Set-SPOTenant -RequireAcceptingAccountMatchInvitedAccount $true
The partner would need their own Azure AD with on-prem accounts synced or their own ADFS and you would federate your Azure AD with that.
- Nov 29, 2017Good point, it would be better from the management point-of-view to have all users in Azure AD in partner's own tenant.
However, there is no need to federate anything, Office 365 takes care of authentication. Besides, if the partner is already using Office 365, their domain is registered to their tenant it cannot be federated to other tenants.- WH-808Nov 29, 2017Copper ContributorI think you might be mixing up federation with sync. You can't sync a domain to more than one tenant but you can absolutely federate with other directories. If they are in another Azure tenant, you have two options, invite them as external users to your tenant or setup federation between two tenants using custom policies. If you don't mind external users in your directory, then inviting them as external users is by far the easiest of the two options.
- Nov 29, 2017
The term federation means many things in Office 365/Azure AD, so I think we are simply talking about different things here.
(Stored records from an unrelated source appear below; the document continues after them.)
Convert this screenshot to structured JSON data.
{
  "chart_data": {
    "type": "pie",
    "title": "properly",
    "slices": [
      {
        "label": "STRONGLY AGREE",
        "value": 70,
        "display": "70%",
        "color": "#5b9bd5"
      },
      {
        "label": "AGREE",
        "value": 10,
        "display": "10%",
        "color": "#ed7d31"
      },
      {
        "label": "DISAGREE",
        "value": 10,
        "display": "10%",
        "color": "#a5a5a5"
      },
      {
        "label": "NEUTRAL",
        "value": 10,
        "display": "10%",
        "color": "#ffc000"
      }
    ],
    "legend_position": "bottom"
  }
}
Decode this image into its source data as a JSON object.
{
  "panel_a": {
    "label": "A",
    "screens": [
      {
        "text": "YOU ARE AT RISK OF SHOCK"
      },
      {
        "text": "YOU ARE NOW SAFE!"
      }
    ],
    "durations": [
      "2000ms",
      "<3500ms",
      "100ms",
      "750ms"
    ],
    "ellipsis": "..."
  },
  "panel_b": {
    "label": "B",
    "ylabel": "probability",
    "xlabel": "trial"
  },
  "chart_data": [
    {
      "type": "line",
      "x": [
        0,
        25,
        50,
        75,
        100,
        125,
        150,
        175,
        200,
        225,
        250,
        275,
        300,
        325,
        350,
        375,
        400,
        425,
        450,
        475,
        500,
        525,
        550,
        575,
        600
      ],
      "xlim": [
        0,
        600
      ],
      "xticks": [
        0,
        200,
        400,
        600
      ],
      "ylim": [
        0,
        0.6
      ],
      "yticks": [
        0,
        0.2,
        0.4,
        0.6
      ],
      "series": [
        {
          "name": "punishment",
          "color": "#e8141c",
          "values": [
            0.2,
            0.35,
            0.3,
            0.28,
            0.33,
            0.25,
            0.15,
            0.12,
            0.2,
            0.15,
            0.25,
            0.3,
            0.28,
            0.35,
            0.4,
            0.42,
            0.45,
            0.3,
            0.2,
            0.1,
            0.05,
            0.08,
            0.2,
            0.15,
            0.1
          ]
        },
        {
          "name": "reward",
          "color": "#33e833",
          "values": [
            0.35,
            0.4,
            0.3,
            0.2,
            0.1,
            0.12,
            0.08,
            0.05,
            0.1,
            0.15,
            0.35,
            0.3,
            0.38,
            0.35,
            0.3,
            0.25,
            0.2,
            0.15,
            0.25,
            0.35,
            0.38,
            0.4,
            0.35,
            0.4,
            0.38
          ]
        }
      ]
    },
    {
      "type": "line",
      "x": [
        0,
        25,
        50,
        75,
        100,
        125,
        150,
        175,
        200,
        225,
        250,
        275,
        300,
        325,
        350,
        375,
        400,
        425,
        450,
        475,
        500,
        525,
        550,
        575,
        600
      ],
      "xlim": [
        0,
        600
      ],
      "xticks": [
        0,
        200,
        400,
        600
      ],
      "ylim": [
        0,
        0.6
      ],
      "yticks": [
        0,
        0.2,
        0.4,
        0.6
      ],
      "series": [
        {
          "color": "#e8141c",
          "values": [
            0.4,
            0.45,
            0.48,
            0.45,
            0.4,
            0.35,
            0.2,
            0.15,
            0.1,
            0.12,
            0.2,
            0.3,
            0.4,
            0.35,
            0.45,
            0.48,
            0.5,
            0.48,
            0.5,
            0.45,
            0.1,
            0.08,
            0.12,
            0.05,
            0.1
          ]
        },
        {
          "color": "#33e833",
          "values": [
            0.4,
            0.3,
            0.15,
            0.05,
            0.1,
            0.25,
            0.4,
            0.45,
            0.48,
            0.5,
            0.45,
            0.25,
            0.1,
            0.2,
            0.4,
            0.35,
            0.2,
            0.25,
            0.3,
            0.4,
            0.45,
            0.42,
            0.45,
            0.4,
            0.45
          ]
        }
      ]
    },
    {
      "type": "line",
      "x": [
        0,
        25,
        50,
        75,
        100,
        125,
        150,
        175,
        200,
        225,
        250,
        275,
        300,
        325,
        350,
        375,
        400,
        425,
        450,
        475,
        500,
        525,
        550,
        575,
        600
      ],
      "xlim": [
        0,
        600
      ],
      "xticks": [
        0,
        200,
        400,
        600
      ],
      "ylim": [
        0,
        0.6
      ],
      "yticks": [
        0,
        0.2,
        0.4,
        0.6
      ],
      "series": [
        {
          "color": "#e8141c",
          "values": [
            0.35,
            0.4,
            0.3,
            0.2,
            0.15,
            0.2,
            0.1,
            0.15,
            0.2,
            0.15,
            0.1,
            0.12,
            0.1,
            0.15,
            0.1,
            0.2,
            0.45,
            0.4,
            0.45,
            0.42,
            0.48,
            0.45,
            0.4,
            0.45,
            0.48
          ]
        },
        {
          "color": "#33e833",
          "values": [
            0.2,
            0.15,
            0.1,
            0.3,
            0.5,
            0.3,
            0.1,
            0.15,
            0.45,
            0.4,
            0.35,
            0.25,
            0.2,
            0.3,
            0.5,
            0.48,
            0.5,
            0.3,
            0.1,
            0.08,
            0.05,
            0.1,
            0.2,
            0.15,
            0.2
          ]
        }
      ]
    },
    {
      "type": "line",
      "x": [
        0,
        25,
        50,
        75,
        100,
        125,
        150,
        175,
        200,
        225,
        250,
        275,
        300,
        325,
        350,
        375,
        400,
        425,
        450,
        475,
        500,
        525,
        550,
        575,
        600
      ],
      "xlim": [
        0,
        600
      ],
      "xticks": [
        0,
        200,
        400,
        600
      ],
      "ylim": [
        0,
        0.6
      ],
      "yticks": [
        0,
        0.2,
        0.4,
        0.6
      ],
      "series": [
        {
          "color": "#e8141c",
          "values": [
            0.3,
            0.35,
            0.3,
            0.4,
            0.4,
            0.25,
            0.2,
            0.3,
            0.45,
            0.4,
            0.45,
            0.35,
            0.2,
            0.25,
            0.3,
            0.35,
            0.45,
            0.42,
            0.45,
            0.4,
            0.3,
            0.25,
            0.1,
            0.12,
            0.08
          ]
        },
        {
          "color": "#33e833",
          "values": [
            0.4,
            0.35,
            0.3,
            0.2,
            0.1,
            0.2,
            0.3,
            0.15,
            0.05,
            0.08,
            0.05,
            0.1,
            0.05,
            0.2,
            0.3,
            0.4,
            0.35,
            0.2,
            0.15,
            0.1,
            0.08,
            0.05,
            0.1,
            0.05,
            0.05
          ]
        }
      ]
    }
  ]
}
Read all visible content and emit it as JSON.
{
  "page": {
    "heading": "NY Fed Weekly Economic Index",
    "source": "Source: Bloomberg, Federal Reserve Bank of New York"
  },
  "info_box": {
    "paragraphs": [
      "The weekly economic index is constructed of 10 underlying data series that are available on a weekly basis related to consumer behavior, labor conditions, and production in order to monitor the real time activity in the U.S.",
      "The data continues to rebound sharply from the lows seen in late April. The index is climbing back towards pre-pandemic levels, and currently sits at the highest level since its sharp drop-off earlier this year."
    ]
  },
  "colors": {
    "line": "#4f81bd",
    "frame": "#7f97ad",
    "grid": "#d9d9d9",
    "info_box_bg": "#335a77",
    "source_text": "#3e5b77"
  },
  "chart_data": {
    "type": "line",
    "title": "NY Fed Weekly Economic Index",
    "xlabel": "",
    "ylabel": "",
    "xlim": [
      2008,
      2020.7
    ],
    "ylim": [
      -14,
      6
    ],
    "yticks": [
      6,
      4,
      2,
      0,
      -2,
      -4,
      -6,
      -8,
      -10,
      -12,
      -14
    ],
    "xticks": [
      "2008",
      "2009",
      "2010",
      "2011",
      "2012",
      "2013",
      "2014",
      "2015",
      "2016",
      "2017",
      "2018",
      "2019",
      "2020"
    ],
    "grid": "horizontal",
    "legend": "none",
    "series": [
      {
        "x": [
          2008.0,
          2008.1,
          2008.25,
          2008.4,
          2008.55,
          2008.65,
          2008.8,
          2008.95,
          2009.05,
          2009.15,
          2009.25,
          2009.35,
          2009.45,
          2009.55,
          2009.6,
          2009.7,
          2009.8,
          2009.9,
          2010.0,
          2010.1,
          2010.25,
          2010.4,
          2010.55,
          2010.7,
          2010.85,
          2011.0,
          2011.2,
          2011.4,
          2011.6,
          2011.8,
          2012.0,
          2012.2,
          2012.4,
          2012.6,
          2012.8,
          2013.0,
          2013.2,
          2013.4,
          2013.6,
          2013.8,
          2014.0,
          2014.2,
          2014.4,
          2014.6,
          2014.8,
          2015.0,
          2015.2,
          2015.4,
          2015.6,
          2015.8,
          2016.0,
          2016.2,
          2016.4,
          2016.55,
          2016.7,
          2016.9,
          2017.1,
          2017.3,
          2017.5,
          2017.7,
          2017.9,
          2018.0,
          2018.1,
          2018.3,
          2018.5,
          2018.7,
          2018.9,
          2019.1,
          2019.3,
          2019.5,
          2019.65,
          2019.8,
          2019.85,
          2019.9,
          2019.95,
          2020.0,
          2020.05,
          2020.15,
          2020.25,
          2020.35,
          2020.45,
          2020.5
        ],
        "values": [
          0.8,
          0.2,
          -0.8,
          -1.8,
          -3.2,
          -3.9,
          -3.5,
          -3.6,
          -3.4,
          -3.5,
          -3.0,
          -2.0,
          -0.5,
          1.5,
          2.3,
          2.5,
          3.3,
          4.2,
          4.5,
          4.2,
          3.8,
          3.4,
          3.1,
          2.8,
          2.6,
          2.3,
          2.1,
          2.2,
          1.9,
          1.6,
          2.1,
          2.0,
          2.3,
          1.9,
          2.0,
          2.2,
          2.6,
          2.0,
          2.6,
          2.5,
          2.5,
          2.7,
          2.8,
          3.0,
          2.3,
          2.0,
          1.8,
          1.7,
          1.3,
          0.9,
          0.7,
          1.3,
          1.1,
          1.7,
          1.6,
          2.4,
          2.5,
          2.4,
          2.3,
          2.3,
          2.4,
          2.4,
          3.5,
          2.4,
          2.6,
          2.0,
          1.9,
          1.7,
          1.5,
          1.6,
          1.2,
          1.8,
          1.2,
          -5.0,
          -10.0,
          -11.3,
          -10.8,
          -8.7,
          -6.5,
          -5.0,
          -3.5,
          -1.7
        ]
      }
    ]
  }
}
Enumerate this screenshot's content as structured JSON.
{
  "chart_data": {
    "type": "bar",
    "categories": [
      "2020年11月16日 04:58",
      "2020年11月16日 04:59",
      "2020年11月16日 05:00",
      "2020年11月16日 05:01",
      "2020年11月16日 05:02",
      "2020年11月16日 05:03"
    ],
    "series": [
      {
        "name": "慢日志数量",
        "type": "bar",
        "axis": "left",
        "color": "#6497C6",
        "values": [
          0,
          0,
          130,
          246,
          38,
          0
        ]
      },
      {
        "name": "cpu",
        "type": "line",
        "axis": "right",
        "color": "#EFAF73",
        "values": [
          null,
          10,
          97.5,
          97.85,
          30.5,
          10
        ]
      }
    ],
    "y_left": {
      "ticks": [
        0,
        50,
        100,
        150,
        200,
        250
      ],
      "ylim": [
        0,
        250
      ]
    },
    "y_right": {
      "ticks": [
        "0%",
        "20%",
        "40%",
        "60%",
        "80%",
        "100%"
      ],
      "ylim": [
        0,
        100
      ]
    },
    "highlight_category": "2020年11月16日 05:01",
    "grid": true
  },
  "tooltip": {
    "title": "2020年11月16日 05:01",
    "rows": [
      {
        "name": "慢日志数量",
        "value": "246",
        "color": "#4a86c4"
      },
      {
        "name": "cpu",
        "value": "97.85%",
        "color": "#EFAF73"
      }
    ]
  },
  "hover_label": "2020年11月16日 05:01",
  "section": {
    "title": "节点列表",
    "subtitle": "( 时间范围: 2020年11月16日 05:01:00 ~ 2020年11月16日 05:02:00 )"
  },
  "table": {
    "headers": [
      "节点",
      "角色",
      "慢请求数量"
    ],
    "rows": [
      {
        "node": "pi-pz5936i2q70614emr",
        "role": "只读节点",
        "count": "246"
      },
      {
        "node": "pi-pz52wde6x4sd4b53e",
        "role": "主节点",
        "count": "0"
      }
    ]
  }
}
What I meant by federation is that you either create a new federated domain to Office 365 or convert an existing one to federated:
# Create a new federated domain New-MsolFederatedDomain -DomainName mydomain.com # Convert a domain to federated Convert-MsolDomainToFederated -DomainName mydomain.com
This naturally requires that the domain is registered to that Office 365 tenant. Moreover, what the federation does is that it only authenticates the user. To log in and use Office 365 services, there must be a matching user object in the Office 365 tenant.
I suppose by federation you meant something like Azure B2B Collaboration?